Darurat baca pejabat hari ini menunjukkan betapa rapuhnya ekosistem intelektualitas di ruang kekuasaan. Padahal, founding parents republik ini adalah para pembaca tekun yang hidup dalam atmosfer perdebatan dan diskusi.
Di tengah derasnya arus informasi digital, pejabat publik tak sekadar dituntut untuk tekun membaca buku, tapi juga memperkuat ekosistem intelektualitas: Siapa teman diskusinya? Seberapa besar kualitas intelektual orang disekelilingnya? Perpustakaan publik yang kokoh, dan sebagainya.
Nampaknya, para pejabat publik kita semakin jauh dari ruang intelektual yang sesungguhnya. Alih-alih menunjukkan ketajaman berpikir melalui bacaan, diskusi, atau debat substantif, mereka lebih sibuk memamerkan kemewahan hidup yang dangkal.
Fenomena "flexing" dan lemahnya kemampuan public speaking pejabat yang beberapa waktu lalu ramai di media sosial bukan sekadar hiburan satir publik, melainkan alarm serius tentang kondisi darurat baca di kalangan pejabat negeri ini.
Padahal, negeri ini lahir dari tradisi intelektual. Bung Karno membangun gagasannya dari buku-buku Karl Marx, Hegel, hingga Ernest Renan.

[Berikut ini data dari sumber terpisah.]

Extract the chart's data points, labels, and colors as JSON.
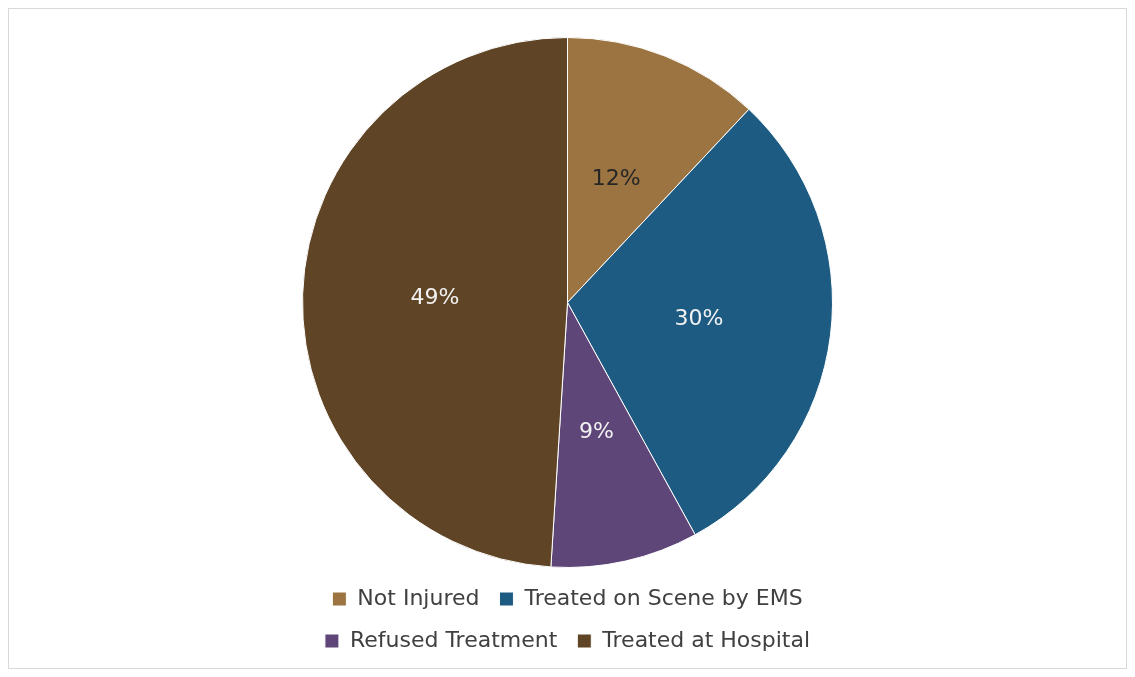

Bung Hatta membawa koper penuh buku dalam pengasingannya di Banda Neira. Tan Malaka menulis Madilog dengan penuh dedikasi untuk membangun cara berpikir kritis bangsa.

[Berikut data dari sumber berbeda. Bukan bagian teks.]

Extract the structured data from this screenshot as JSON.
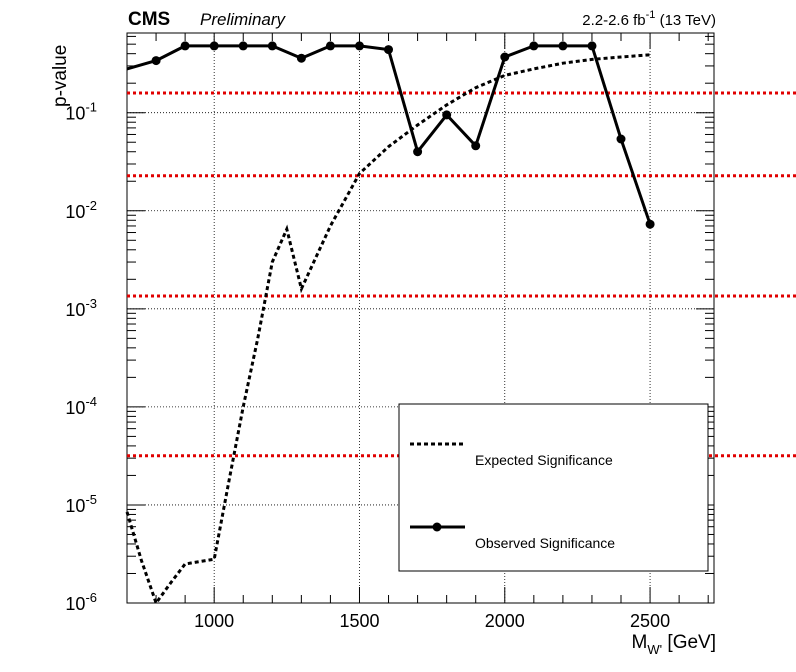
{
  "header": {
    "experiment": "CMS",
    "status": "Preliminary",
    "lumi_main": "2.2-2.6 fb",
    "lumi_sup": "-1",
    "lumi_energy": " (13 TeV)"
  },
  "chart_data": {
    "type": "line",
    "ylabel": "p-value",
    "xlabel_main": "M",
    "xlabel_sub": "W'",
    "xlabel_unit": " [GeV]",
    "xlim": [
      700,
      2720
    ],
    "ylim": [
      1e-06,
      0.65
    ],
    "yscale": "log",
    "grid": true,
    "x_ticks": [
      1000,
      1500,
      2000,
      2500
    ],
    "x_tick_labels": [
      "1000",
      "1500",
      "2000",
      "2500"
    ],
    "y_ticks": [
      {
        "value": 1e-06,
        "mantissa": "10",
        "exp": "-6"
      },
      {
        "value": 1e-05,
        "mantissa": "10",
        "exp": "-5"
      },
      {
        "value": 0.0001,
        "mantissa": "10",
        "exp": "-4"
      },
      {
        "value": 0.001,
        "mantissa": "10",
        "exp": "-3"
      },
      {
        "value": 0.01,
        "mantissa": "10",
        "exp": "-2"
      },
      {
        "value": 0.1,
        "mantissa": "10",
        "exp": "-1"
      }
    ],
    "sigma_lines": [
      0.1587,
      0.02275,
      0.00135,
      3.17e-05
    ],
    "sigma_color": "#e00000",
    "series": [
      {
        "name": "Expected Significance",
        "style": "dashed",
        "color": "#000000",
        "x": [
          700,
          750,
          800,
          850,
          900,
          1000,
          1050,
          1100,
          1150,
          1200,
          1250,
          1300,
          1400,
          1500,
          1600,
          1700,
          1800,
          1900,
          2000,
          2100,
          2200,
          2300,
          2400,
          2500
        ],
        "y": [
          8.5e-06,
          2.7e-06,
          1e-06,
          1.6e-06,
          2.5e-06,
          2.8e-06,
          1.7e-05,
          0.0001,
          0.0005,
          0.003,
          0.0065,
          0.0016,
          0.007,
          0.024,
          0.045,
          0.075,
          0.12,
          0.18,
          0.24,
          0.28,
          0.32,
          0.35,
          0.37,
          0.39
        ]
      },
      {
        "name": "Observed Significance",
        "style": "solid-markers",
        "color": "#000000",
        "x": [
          700,
          800,
          900,
          1000,
          1100,
          1200,
          1300,
          1400,
          1500,
          1600,
          1700,
          1800,
          1900,
          2000,
          2100,
          2200,
          2300,
          2400,
          2500
        ],
        "y": [
          0.28,
          0.34,
          0.48,
          0.48,
          0.48,
          0.48,
          0.36,
          0.48,
          0.48,
          0.44,
          0.04,
          0.095,
          0.046,
          0.37,
          0.48,
          0.48,
          0.48,
          0.054,
          0.0073
        ],
        "markers_from_index": 1
      }
    ],
    "legend": {
      "placement": "bottom-right"
    }
  }
}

Mereka adalah teladan bahwa intelektualitas lahir bukan dari glamoritas, melainkan dari perjumpaan dengan teks, ide, dan debat.
Bertolak belakang dengan situasi terbaru. Masih segar dalam ingatan publik, pasca gerakan Agustus yang lalu, aparat justru merespons dengan melakukan sweeping buku di sejumlah ruang publik dan komunitas literasi.
Penjemputan paksa aparat Kepolisian terhadap Delpedro Marhaen, Direktur Eksekutif Lokataru Foundation, dibarengi dengan penyitaan beberapa koleksi buku karya Pramoedya Ananta Toer, adalah contoh paling konyol dan menggelikan.
Dalihnya adalah menjaga stabilitas dan mencegah penyebaran ide yang dianggap mengancam negara.